Stormy conditions have already reached northeastern North Carolina because of the size of the storm. Tropical storm force winds extend 520 miles from its center, the National Hurricane Center says.
Weather conditions went downhill along the Outer Banks overnight as Hurricane Sandy approaches from the south. Heavier rain, however, is funneling along a path just east of I-95 near Rocky Mount and Greenville.
At 5:12 a.m., the Duck pier recorded a wind gust of 47 knots, which is about 54 mph. The top gust in Manteo was 53 mph at 4:35 a.m. as sustained winds were running between 32 and 38 mph just before daybreak.
Sandy is forecast to pass about 150 miles offshore late Sunday and early Monday, but tropical storm force winds now extend up to 520 miles from the center, the National Hurricane Center said in its 5 p.m. update today.
Dare County Emergency Management urged residents and visitors to finish preparing by securing outdoor items such as deck furniture and parking cars and trucks on high ground.
“Hurricane Sandy continues to track well offshore, however the storm is expected to produce long periods of 35-55 mph sustained winds with gusts of 50 to 70 mph,” emergency management said in a statement.
“Storm winds could damage buildings, cause isolated power outages, down trees and result in water and sand accumulation on roadways.”
The Carolina coast up to Duck is under a tropical storm warning. Ferry service from Hatteras to Ocracoke has been suspended. The state Department of Transportation has positioned more equipment on Hatteras Island to try to keep N.C. 12 clear.
As Sandy interacts with two weather systems, it is expected to deliver up to 7 inches of rain along the coast over the next few days before hooking onshore somewhere between Norfolk and New England.
On Friday, Gov. Beverly Perdue declared a state of emergency for 38 counties, including Dare, Hyde and Currituck. Her executive order allows the state to seek federal help.“Interests are reminded not to focus on the exact track of this system since significant impacts will extend well away from the location of the center,” the hurricane center said.

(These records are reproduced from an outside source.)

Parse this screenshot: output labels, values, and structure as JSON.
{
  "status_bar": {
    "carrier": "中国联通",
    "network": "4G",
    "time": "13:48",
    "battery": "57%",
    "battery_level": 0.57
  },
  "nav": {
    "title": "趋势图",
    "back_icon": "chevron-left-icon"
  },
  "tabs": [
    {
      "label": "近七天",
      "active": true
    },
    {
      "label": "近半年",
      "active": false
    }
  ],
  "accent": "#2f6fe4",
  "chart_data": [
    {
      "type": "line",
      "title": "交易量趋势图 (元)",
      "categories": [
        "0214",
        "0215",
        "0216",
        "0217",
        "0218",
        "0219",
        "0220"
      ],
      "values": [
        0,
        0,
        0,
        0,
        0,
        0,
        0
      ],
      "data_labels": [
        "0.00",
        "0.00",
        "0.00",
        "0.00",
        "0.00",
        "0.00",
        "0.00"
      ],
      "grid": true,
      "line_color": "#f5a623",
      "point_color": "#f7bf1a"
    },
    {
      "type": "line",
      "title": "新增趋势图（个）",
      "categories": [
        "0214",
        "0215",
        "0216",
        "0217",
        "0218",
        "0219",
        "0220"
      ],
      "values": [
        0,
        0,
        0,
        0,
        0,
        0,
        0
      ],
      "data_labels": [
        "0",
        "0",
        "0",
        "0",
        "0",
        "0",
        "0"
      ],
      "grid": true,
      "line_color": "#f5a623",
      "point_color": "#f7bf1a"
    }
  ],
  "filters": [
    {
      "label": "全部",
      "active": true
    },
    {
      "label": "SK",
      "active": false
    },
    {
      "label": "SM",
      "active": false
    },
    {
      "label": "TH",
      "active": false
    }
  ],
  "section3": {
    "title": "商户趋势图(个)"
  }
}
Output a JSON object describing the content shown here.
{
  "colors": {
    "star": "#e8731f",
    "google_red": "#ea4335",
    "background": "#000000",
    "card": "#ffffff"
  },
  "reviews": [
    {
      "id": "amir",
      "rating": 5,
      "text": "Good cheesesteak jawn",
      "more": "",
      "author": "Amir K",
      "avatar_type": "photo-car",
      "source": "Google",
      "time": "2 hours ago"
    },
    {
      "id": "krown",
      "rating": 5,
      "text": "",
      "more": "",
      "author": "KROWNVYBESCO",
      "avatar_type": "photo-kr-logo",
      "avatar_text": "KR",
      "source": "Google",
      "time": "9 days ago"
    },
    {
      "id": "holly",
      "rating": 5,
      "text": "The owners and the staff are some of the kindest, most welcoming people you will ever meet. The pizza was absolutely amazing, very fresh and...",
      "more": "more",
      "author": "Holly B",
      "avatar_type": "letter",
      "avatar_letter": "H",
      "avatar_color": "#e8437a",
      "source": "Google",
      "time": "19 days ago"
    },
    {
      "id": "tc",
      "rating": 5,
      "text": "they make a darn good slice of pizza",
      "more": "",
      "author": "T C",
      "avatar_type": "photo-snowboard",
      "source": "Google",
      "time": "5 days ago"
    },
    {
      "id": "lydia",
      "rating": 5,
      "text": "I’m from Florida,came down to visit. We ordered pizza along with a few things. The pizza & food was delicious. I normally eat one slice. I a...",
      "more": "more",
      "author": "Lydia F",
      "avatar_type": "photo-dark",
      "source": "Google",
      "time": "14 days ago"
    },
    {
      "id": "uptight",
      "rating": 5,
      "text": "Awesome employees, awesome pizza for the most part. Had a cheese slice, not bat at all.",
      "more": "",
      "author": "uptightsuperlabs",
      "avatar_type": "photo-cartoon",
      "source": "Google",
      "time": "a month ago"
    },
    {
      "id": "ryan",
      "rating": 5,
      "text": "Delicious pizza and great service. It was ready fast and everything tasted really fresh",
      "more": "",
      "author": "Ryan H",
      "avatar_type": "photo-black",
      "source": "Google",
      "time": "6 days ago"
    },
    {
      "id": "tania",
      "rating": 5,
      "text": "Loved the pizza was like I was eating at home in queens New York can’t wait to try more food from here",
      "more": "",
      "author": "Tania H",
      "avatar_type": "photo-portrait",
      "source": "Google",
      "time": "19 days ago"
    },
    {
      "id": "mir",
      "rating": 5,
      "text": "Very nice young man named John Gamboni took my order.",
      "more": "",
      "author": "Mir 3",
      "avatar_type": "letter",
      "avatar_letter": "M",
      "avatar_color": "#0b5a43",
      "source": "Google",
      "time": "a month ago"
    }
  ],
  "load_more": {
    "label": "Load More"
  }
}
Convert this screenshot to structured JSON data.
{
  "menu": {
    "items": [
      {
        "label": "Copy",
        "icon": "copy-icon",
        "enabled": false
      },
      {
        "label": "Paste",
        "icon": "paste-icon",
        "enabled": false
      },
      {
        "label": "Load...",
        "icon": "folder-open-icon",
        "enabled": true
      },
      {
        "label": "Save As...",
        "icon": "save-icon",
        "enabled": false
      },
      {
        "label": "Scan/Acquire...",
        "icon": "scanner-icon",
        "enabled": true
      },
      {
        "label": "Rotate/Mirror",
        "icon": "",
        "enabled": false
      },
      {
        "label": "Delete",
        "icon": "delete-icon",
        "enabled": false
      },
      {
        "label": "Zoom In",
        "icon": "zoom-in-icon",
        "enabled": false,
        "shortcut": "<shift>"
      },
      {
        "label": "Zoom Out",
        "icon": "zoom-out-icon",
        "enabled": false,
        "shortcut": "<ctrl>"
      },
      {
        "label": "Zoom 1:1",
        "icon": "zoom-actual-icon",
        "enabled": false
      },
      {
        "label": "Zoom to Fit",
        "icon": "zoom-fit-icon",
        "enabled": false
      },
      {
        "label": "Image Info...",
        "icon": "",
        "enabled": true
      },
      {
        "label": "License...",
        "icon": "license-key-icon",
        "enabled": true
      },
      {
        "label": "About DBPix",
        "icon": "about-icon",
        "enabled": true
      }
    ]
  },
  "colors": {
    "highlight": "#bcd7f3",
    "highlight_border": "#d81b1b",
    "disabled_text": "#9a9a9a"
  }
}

The storm was a minimal hurricane with 75 mph top sustained winds 5 p.m. today and was moving slowly north 345 miles south of Cape Hatteras.
Later Sunday, winds will shift to the west-southwest, creating the threat of sound-side flooding of as much as 3 to 5 feet, the emergency management statement said.
The National Weather Service office in Morehead City said breaking waves would be 8 to 12 feet, with the highest on Sunday.